Worship is for the Hypocrite

I was glad when they said to me, ‘Let us go to the house of the LORD!’ (Psalm 122:1)

Worship can sometimes feel like a chore, that’s why so many of us don’t show up on Sundays to church. But worship is not like taking out the garbage. Our feelings are too fickle to be the basis for going to worship. They change with a drop of a hat. They are always in flux according to what kind of day we’ve been having. Depending on the day, we either feel high or low when it comes to praising God. What we need is a bigger picture of worship to sustain us when our feelings are betraying us. 

Worship Binds Us Together

We’re seldom ever excited to come to worship because, more often than not, our view of worship is far too small. It’s self-centered because it becomes about us and how we feel. Worship is meant to get us out of ourselves and into the joy of others. It is meant to bind us all together. In Psalm 122, the psalmist likens our unity to Jerusalem and the people of God that ascended there: Jerusalem—built as a city that is bound firmly together, to which the tribes go up, the tribes of the LORD…(Psalm 122:3-4)

It’s hard to imagine a perfectly built city, a city in perfect order. But the psalmist uses it here as a metaphor for worship. We all, like Jerusalem, fit together with no loose ends when we go to the house of the Lord to worship. And Jerusalem was the place where the tribes of Israel went. This is maybe a more remarkable picture of worship because it’s even harder to imagine unity existing among people with great differences. In a world like ours, this seems too good to be true, but worship takes all of our differences and binds us all together as the one people of God.

Worship is Commanded by God

Psalm 122 goes on to say, “…as was decreed for Israel, to give thanks to the name of the LORD.” This seems simplistic, but we have to remember that worship is a command from God when we aren’t feeling up to it. Worship is not a trivial choice like what kind of coffee to drink in the morning. C. S. Lewis struggled with the idea that God calls us to worship him. Lewis recognized how petty this is when applied to others. The thought of someone asking for congratulations and praise sickens the best of us. Lewis put into words what we are all thinking: “We all despised the man who demands continued assurance of his own virtue, intelligence or delightfulness; we despise still more the crowd of people round every dictator, every millionaire, every celebrity, who gratify that demand.”

Is this the case with God? Is God vain because he’s asking us to praise him? Maybe some of us feel that way, but God is not commanding us out of selfishness or self-validation. He doesn’t need anything from us. Rather, God is commanding us to praise him so he can give himself to us. When we participate in worship, we are receiving the Lord. That is not selfish, it’s self-giving. 

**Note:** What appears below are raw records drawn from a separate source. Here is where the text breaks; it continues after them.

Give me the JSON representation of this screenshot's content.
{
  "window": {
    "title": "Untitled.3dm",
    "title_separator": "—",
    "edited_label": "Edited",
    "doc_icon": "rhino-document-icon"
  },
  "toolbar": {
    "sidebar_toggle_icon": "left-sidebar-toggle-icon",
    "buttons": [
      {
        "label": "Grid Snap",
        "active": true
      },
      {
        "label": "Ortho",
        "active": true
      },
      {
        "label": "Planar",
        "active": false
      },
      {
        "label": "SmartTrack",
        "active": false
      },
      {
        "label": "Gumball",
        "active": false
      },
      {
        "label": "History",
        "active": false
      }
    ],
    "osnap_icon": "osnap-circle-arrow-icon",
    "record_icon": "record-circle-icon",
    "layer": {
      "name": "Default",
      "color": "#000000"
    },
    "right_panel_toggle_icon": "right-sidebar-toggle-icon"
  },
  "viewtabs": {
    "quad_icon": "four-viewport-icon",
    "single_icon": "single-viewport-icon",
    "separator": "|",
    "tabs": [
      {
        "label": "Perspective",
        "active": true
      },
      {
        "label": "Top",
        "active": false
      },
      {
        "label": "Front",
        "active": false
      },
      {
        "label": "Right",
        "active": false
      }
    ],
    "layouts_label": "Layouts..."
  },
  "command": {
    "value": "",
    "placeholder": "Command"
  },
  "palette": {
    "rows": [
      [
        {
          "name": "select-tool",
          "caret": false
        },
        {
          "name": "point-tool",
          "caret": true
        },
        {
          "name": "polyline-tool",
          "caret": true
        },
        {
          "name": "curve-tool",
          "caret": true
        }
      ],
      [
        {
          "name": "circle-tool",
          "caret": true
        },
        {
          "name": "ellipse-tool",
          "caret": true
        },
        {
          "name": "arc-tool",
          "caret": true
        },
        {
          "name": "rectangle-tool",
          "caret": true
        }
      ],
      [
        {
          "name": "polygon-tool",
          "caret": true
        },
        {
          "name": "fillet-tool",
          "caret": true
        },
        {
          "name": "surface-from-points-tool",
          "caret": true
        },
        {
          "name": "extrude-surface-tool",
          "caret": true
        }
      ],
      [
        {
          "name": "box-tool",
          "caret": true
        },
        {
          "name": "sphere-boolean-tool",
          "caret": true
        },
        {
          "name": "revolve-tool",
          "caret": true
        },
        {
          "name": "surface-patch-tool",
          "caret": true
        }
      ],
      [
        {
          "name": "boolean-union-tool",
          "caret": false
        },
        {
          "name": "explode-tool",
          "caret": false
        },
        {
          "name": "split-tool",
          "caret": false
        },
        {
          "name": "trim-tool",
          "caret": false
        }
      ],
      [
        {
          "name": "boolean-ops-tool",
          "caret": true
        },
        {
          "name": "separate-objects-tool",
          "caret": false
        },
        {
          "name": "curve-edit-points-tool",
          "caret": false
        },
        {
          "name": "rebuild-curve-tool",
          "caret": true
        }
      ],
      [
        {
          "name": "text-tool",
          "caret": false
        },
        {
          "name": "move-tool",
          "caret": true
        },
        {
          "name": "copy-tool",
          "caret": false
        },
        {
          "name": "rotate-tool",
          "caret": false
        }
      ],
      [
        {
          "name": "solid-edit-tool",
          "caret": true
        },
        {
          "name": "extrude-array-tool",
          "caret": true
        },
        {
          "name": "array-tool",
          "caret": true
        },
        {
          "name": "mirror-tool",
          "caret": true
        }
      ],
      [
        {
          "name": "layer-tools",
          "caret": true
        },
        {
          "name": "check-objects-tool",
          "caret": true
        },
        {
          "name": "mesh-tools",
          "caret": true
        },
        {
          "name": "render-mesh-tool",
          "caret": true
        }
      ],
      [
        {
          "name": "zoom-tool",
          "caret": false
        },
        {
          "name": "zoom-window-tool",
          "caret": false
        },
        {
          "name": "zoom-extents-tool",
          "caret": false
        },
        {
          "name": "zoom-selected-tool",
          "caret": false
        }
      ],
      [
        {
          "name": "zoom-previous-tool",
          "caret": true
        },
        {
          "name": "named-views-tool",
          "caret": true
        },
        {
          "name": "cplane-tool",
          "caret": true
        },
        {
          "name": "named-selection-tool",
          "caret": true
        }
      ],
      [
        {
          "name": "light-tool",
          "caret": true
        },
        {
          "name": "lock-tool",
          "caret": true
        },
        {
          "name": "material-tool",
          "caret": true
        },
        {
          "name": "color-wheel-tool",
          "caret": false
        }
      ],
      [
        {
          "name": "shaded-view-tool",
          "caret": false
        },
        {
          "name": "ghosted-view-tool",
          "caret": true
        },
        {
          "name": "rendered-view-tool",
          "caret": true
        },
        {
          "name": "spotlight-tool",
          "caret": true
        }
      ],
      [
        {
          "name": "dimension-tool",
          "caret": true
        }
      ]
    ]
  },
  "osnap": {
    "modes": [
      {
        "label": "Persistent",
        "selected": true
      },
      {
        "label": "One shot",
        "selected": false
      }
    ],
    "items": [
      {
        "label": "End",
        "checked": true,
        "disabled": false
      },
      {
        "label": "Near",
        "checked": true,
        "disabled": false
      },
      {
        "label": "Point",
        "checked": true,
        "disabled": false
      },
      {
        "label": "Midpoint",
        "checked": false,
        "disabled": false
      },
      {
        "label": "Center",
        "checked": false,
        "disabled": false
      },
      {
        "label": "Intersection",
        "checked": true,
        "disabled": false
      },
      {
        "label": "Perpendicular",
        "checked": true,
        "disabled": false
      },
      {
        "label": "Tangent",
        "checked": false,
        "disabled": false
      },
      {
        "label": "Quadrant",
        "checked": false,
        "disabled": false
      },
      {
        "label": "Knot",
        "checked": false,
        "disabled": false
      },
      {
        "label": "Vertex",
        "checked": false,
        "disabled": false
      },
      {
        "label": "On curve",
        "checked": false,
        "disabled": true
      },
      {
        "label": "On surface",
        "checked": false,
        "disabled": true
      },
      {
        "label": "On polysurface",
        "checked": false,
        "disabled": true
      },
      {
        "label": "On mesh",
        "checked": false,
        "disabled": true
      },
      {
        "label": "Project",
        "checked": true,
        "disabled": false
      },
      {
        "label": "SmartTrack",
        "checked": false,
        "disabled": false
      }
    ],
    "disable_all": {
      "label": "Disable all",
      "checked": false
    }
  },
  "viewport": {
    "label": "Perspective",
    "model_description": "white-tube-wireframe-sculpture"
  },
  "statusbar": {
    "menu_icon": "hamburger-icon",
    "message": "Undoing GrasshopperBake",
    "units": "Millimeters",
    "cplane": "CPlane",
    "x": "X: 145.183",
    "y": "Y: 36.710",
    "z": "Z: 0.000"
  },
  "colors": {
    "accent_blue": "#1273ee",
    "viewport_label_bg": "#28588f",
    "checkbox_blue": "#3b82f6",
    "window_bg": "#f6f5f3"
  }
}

Worship is for the Hypocrite

How many of us have gotten up on Sunday morning and said, “I don’t feel like going to church”? Everyone wants to be authentic, so it seems dishonest to come to worship when we don’t feel like it. There is a place for that, but not when it comes to praising God. Worship is for the hypocrite. When we don’t feel like worshipping, God wants us to come anyway. Eugene Peterson puts it this way:  “We think that if we don’t feel something there can be no authenticity in doing it. But the wisdom of God says something different: that we can act ourselves into a new way of feeling much quicker than we can feel ourselves into a new way of acting.” Along with others who limp along in this journey, God is transforming us in the act of worship, so that our feelings might again be enlivened to the joy of worship.